Interesting subject, if you forget about Maya and XSI :)

Cheers,

Guillaume Laforge





On Thu, Jan 9, 2014 at 4:18 AM, Tim Leydecker <[email protected] 
<mailto:[email protected]>> wrote:

    Autodesk is doing a lot of development in the area of 3D scan data handling.

    If you look into what is going on in the area of topology data aquisition 
for
    architecture, engineering and the military, there is a shift towards 3D 
pointcloud
    data which imho is compareable to what 2D tracking as a concept brought us 
in the 90s.

    (Facial recognition and finally image based modeling and camera positional 
data)

    It is at hand that the more complex, raw 3D point cloud data will need new 
and abstracted ways
    of handling and manipulation, filtering options and adaptive control layers 
for approximated data.

    The implication such data for 3D animation brings is that the concept of 
wheighting a fixed number
    of vertices to a bone may have to be extended beyond a fixed number of 
polygons.

    Unfortunately, taking fall-off based volume wheighting as in it´s current 
level of finesse
    may give worse results than before, especially if your shape options for 
the influence volume
    are limited to capsules, boxes or spheres.
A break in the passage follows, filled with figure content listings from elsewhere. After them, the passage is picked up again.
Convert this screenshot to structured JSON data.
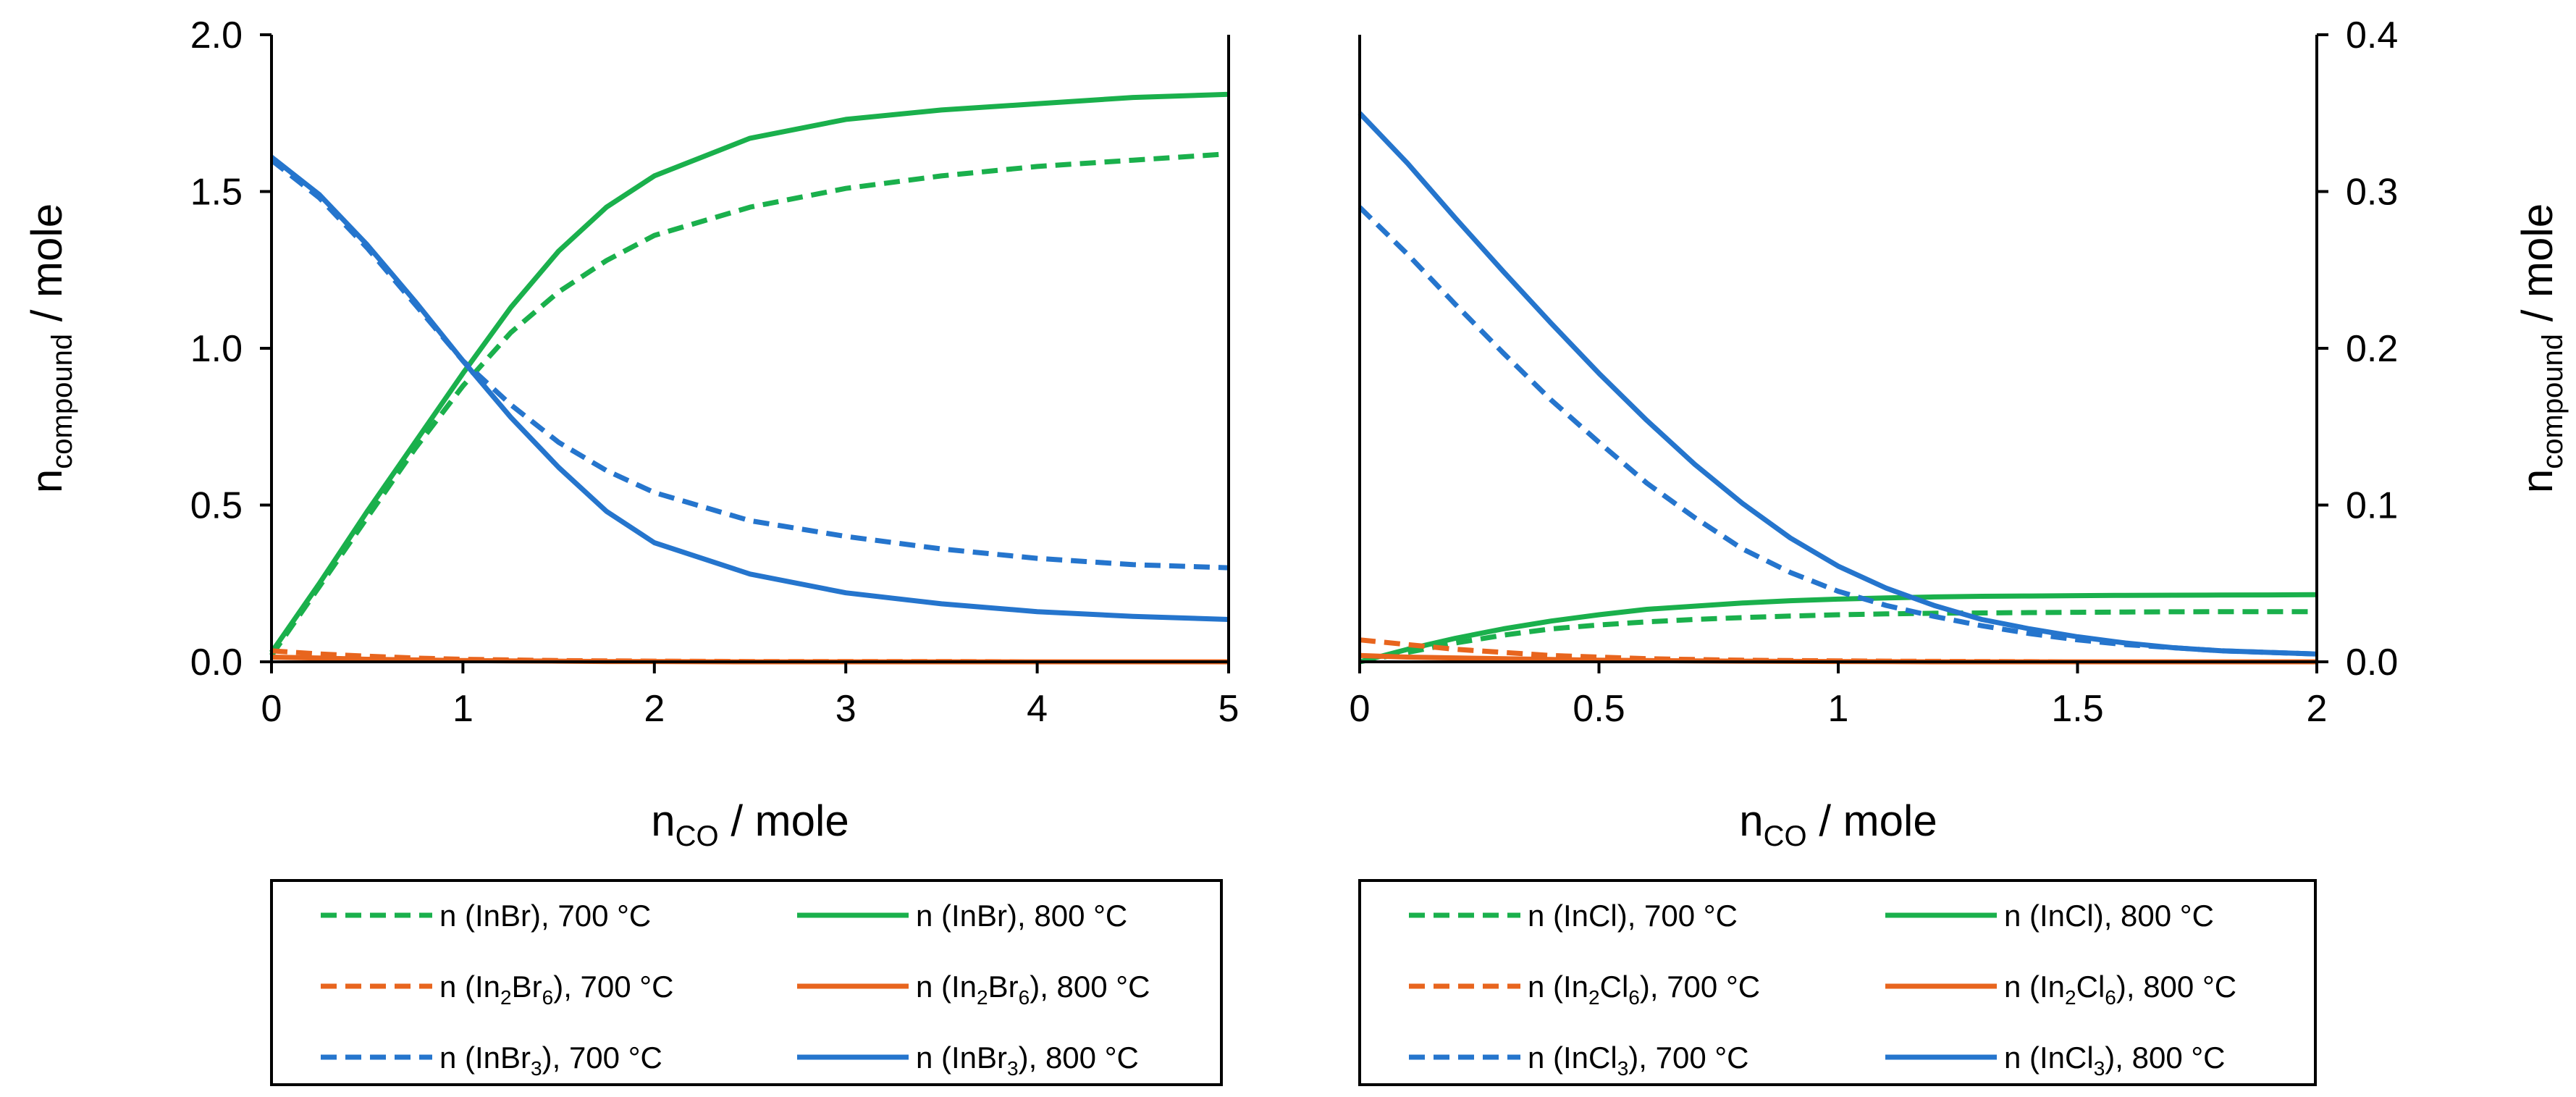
{
  "colors": {
    "green": "#1ab04c",
    "orange": "#e8651e",
    "blue": "#2575cd"
  },
  "chart_data": [
    {
      "type": "line",
      "xlabel": {
        "main": "n",
        "sub": "CO",
        "rest": " / mole"
      },
      "ylabel": {
        "main": "n",
        "sub": "compound",
        "rest": " / mole"
      },
      "xlim": [
        0,
        5
      ],
      "ylim": [
        0,
        2
      ],
      "xticks": [
        0,
        1,
        2,
        3,
        4,
        5
      ],
      "xtick_labels": [
        "0",
        "1",
        "2",
        "3",
        "4",
        "5"
      ],
      "yticks": [
        0,
        0.5,
        1,
        1.5,
        2
      ],
      "ytick_labels": [
        "0.0",
        "0.5",
        "1.0",
        "1.5",
        "2.0"
      ],
      "yaxis_side": "left",
      "x": [
        0,
        0.25,
        0.5,
        0.75,
        1,
        1.25,
        1.5,
        1.75,
        2,
        2.5,
        3,
        3.5,
        4,
        4.5,
        5
      ],
      "series": [
        {
          "name_pre": "n (InBr), 700 °C",
          "name_sub": "",
          "name_post": "",
          "color": "green",
          "dash": true,
          "values": [
            0.02,
            0.24,
            0.46,
            0.68,
            0.88,
            1.05,
            1.18,
            1.28,
            1.36,
            1.45,
            1.51,
            1.55,
            1.58,
            1.6,
            1.62
          ]
        },
        {
          "name_pre": "n (InBr), 800 °C",
          "name_sub": "",
          "name_post": "",
          "color": "green",
          "dash": false,
          "values": [
            0.03,
            0.25,
            0.48,
            0.7,
            0.92,
            1.13,
            1.31,
            1.45,
            1.55,
            1.67,
            1.73,
            1.76,
            1.78,
            1.8,
            1.81
          ]
        },
        {
          "name_pre": "n (In",
          "name_sub": "2",
          "name_post": "Br6), 700 °C",
          "color": "orange",
          "dash": true,
          "values": [
            0.035,
            0.025,
            0.018,
            0.012,
            0.008,
            0.006,
            0.004,
            0.003,
            0.002,
            0.001,
            0.001,
            0.001,
            0.0,
            0.0,
            0.0
          ]
        },
        {
          "name_pre": "n (In",
          "name_sub": "2",
          "name_post": "Br6), 800 °C",
          "color": "orange",
          "dash": false,
          "values": [
            0.015,
            0.012,
            0.008,
            0.006,
            0.004,
            0.003,
            0.002,
            0.001,
            0.001,
            0.0,
            0.0,
            0.0,
            0.0,
            0.0,
            0.0
          ]
        },
        {
          "name_pre": "n (InBr",
          "name_sub": "3",
          "name_post": "), 700 °C",
          "color": "blue",
          "dash": true,
          "values": [
            1.6,
            1.48,
            1.32,
            1.14,
            0.96,
            0.82,
            0.7,
            0.61,
            0.54,
            0.45,
            0.4,
            0.36,
            0.33,
            0.31,
            0.3
          ]
        },
        {
          "name_pre": "n (InBr",
          "name_sub": "3",
          "name_post": "), 800 °C",
          "color": "blue",
          "dash": false,
          "values": [
            1.61,
            1.49,
            1.33,
            1.15,
            0.96,
            0.78,
            0.62,
            0.48,
            0.38,
            0.28,
            0.22,
            0.185,
            0.16,
            0.145,
            0.135
          ]
        }
      ]
    },
    {
      "type": "line",
      "xlabel": {
        "main": "n",
        "sub": "CO",
        "rest": " / mole"
      },
      "ylabel": {
        "main": "n",
        "sub": "compound",
        "rest": " / mole"
      },
      "xlim": [
        0,
        2
      ],
      "ylim": [
        0,
        0.4
      ],
      "xticks": [
        0,
        0.5,
        1,
        1.5,
        2
      ],
      "xtick_labels": [
        "0",
        "0.5",
        "1",
        "1.5",
        "2"
      ],
      "yticks": [
        0,
        0.1,
        0.2,
        0.3,
        0.4
      ],
      "ytick_labels": [
        "0.0",
        "0.1",
        "0.2",
        "0.3",
        "0.4"
      ],
      "yaxis_side": "right",
      "x": [
        0,
        0.1,
        0.2,
        0.3,
        0.4,
        0.5,
        0.6,
        0.7,
        0.8,
        0.9,
        1.0,
        1.1,
        1.2,
        1.3,
        1.4,
        1.5,
        1.6,
        1.7,
        1.8,
        1.9,
        2.0
      ],
      "series": [
        {
          "name_pre": "n (InCl), 700 °C",
          "name_sub": "",
          "name_post": "",
          "color": "green",
          "dash": true,
          "values": [
            0.0,
            0.006,
            0.012,
            0.017,
            0.021,
            0.0235,
            0.0255,
            0.027,
            0.0282,
            0.0292,
            0.03,
            0.0306,
            0.031,
            0.0312,
            0.0314,
            0.0316,
            0.0318,
            0.0319,
            0.032,
            0.032,
            0.032
          ]
        },
        {
          "name_pre": "n (InCl), 800 °C",
          "name_sub": "",
          "name_post": "",
          "color": "green",
          "dash": false,
          "values": [
            0.0,
            0.008,
            0.015,
            0.021,
            0.026,
            0.03,
            0.0335,
            0.0355,
            0.0375,
            0.039,
            0.04,
            0.0408,
            0.0414,
            0.0418,
            0.042,
            0.0422,
            0.0424,
            0.0425,
            0.0426,
            0.0427,
            0.0428
          ]
        },
        {
          "name_pre": "n (In",
          "name_sub": "2",
          "name_post": "Cl6), 700 °C",
          "color": "orange",
          "dash": true,
          "values": [
            0.014,
            0.011,
            0.008,
            0.006,
            0.004,
            0.003,
            0.002,
            0.0015,
            0.001,
            0.0008,
            0.0006,
            0.0004,
            0.0003,
            0.0002,
            0.0001,
            0.0,
            0.0,
            0.0,
            0.0,
            0.0,
            0.0
          ]
        },
        {
          "name_pre": "n (In",
          "name_sub": "2",
          "name_post": "Cl6), 800 °C",
          "color": "orange",
          "dash": false,
          "values": [
            0.004,
            0.003,
            0.0025,
            0.002,
            0.0015,
            0.001,
            0.0008,
            0.0006,
            0.0004,
            0.0003,
            0.0002,
            0.0001,
            0.0,
            0.0,
            0.0,
            0.0,
            0.0,
            0.0,
            0.0,
            0.0,
            0.0
          ]
        },
        {
          "name_pre": "n (InCl",
          "name_sub": "3",
          "name_post": "), 700 °C",
          "color": "blue",
          "dash": true,
          "values": [
            0.29,
            0.26,
            0.228,
            0.197,
            0.167,
            0.14,
            0.114,
            0.092,
            0.072,
            0.057,
            0.045,
            0.036,
            0.029,
            0.023,
            0.018,
            0.014,
            0.011,
            0.009,
            0.007,
            0.006,
            0.005
          ]
        },
        {
          "name_pre": "n (InCl",
          "name_sub": "3",
          "name_post": "), 800 °C",
          "color": "blue",
          "dash": false,
          "values": [
            0.35,
            0.318,
            0.283,
            0.249,
            0.216,
            0.184,
            0.154,
            0.126,
            0.101,
            0.079,
            0.061,
            0.047,
            0.036,
            0.027,
            0.021,
            0.016,
            0.012,
            0.009,
            0.007,
            0.006,
            0.005
          ]
        }
      ]
    }
  ]
}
    I am a bit worried that the process of rigging&wheighting an organic 
character will become even
    more frustrating and stiff or at least will need even more steps, like 
creating an extra controlsurface
    with a fixed number of points and wrapping it around the high-density data.

    Such a wrap-deformer takes away control. It´s always the rims and little 
caveats that need extra care.

    Cheers,

    tim









    On 09.01.2014 02:13, Guillaume Laforge wrote:

        On Wed, Jan 8, 2014 at 7:55 PM, Luc-Eric Rousseau <[email protected] 
<mailto:[email protected]> <mailto:[email protected] 
<mailto:[email protected]>>> wrote:

             In the new future  ( not talking about autodesk here)  I think
             workflows will standards will be Gator-like tools to deal with topo
             changes (point clouds tools as necessary also ptex-based workflows)
             and katana-like proceduralism for render passes-like workflow.


        I'm still wondering if a company ( not talking about Autodesk here ) 
will do anything new like that for our little world. Money for such large dev 
projects is just not
in the
        animation/vfx world anymore. I'm not sarcastic, just realist. So lets 
embrace old techs like Maya or XSI. They won't evolve too much but won't 
disappear before many (many)
        years.

        Btw, Katana is not the futur, it is now :).